Freshmen Seminar among resources available to prepare students for college

Every year, thousands of freshmen stumble onto community college campuses without a solid plan of attack.

Students who enter community college without an idea of what they want to do can find themselves stuck for a handful of years taking classes that they don’t need.
This brings up the issue of how high school students and college freshmen are being prepared for the workload transition.

Monterey Trail High School believes in getting their students on the right track early.

“Starting freshman year, we meet with students twice a year, assessing them, figuring out what they want to do,” said Jayne Captein, a career center counselor at Monterey Trail, via telephone. “Hopefully by junior year, the students have a firm plan on what they want to major in.”

Monterey Trails also offers a program put on by California state universities called Pique. Pique is a program that trains parents and students about what they need to do to get into a California university.

Once they have graduated from Pique, they are guaranteed admissions to a CSU as long as they have fulfilled their A-G requirements.

Cosumnes River College has resources to help students find the path to success, including the career center, tutoring centers and a plethora of counselors.

“The counselor led me into the direction I wanted to go and where I needed to be,” said Cindy Stutler, 36, human services major. “They really paved the way for me.”
In addition, CRC also has classes specifically designed to help students decide what they want to major in and how to handle the college level workload.

Most notable is the freshman seminar.

Freshman seminar is a class that has been provided at CRC for six years now and is designed for people coming out of high school to help them have a smooth transition to college life.

“Not only is it a class that will help students make the smooth transition to college, it also fulfills general education requirements,” said tutoring coordinator Sharon Padilla-Alvarado.

CRC also offers a college success class, which focuses on study skills and career development.

Both of these classes help students learn important college life skills such as money and time management.

If new students need more than just classes, CRC also provides a new student guidebook that will be available online in the fall.

This way it is accessible to parents and students, and they can learn everything they need to know about being successful in college, before their first day.
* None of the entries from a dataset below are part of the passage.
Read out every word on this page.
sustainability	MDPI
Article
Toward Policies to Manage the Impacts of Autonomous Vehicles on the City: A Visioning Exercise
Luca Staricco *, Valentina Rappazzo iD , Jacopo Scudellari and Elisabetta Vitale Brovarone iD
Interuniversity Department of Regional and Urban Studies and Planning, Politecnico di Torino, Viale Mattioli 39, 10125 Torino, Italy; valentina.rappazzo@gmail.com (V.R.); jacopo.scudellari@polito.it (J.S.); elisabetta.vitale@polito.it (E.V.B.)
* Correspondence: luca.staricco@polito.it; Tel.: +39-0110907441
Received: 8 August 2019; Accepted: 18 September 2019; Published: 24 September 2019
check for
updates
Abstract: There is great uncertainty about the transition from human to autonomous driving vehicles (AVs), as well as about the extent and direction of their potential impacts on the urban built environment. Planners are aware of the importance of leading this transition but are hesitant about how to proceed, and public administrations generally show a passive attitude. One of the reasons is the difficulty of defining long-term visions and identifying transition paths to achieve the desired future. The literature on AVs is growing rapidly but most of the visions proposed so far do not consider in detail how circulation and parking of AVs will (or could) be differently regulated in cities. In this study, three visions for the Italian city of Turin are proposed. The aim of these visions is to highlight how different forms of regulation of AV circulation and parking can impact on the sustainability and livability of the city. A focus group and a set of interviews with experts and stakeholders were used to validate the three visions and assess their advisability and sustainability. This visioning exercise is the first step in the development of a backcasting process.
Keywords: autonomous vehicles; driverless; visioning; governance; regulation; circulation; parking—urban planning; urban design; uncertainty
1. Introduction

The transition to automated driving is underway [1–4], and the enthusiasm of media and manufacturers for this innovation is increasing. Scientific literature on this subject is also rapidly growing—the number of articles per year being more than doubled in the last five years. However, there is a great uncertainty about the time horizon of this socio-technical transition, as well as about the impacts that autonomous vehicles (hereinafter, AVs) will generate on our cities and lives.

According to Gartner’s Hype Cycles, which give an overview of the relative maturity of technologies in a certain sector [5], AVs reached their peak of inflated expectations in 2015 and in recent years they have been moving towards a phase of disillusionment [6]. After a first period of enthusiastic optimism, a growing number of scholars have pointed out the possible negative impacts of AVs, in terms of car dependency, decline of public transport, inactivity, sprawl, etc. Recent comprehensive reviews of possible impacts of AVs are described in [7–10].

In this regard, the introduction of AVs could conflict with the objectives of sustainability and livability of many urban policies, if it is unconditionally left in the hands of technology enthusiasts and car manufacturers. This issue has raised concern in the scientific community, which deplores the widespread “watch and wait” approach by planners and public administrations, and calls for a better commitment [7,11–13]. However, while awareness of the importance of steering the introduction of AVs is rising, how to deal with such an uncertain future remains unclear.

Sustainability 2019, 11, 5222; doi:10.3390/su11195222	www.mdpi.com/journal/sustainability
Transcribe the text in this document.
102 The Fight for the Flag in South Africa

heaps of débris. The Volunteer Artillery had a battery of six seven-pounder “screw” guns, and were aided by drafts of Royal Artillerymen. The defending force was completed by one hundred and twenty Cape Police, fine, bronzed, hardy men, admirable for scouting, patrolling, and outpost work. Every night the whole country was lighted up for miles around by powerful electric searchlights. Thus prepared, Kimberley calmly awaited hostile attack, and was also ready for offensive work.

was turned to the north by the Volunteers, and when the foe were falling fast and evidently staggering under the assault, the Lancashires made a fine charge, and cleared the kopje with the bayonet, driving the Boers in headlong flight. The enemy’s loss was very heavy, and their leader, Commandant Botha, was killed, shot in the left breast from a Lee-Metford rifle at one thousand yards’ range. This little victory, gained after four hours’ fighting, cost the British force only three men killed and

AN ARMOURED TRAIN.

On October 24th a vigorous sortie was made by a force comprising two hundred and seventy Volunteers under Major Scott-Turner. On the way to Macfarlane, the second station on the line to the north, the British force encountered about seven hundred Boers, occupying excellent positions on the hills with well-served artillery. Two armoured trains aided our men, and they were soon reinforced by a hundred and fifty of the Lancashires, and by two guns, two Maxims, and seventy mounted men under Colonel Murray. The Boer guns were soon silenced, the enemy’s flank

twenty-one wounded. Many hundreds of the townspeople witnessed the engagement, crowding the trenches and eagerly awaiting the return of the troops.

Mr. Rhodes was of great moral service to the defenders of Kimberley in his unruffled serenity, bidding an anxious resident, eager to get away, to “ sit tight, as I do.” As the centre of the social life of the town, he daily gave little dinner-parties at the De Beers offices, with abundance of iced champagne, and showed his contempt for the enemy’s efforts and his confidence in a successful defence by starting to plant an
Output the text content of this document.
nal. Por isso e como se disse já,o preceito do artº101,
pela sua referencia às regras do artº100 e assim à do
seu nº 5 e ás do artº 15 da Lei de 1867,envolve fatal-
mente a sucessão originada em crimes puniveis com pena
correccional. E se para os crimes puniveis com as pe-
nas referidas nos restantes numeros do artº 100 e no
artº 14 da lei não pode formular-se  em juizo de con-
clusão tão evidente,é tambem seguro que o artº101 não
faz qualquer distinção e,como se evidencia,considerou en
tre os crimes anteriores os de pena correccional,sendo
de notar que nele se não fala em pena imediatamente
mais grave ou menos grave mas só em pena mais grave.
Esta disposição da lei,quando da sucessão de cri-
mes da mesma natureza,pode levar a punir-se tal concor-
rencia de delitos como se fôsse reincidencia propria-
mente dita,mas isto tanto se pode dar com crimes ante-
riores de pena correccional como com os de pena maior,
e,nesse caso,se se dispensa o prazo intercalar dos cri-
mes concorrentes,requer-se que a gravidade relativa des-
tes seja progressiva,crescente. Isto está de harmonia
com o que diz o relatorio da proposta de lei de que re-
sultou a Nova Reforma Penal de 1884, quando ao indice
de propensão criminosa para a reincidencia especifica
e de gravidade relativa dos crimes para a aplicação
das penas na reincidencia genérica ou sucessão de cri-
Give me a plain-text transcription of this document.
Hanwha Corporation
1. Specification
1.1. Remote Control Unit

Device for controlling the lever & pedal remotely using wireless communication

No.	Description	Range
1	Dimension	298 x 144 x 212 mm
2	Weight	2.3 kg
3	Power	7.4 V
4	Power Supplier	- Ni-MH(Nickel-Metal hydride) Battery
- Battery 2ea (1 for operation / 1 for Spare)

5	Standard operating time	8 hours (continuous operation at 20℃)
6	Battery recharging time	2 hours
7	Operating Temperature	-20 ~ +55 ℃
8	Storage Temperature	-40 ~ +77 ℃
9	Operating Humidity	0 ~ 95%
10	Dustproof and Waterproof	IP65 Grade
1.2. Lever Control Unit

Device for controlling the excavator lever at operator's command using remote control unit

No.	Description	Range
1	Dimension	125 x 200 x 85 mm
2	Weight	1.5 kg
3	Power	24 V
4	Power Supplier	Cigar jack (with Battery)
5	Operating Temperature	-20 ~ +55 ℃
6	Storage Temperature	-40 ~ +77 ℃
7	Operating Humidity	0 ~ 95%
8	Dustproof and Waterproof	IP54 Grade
CRC’s curriculum has earned two major statewide awards from the California Board of Governors, and the college has been asked to present it’s innovative information at other colleges.

“The Freshman Seminar awards from the Board of Governors speaks to the commitment CRC has to helping students transition from high school to college,” said CRC Public Information Officer Kristie West. “When students take these classes, they learn how to navigate the college environment and many of them have told me they feel a lot more confident about their goals after taking Freshman Seminar. The awards are testament to these successes at the individual level.”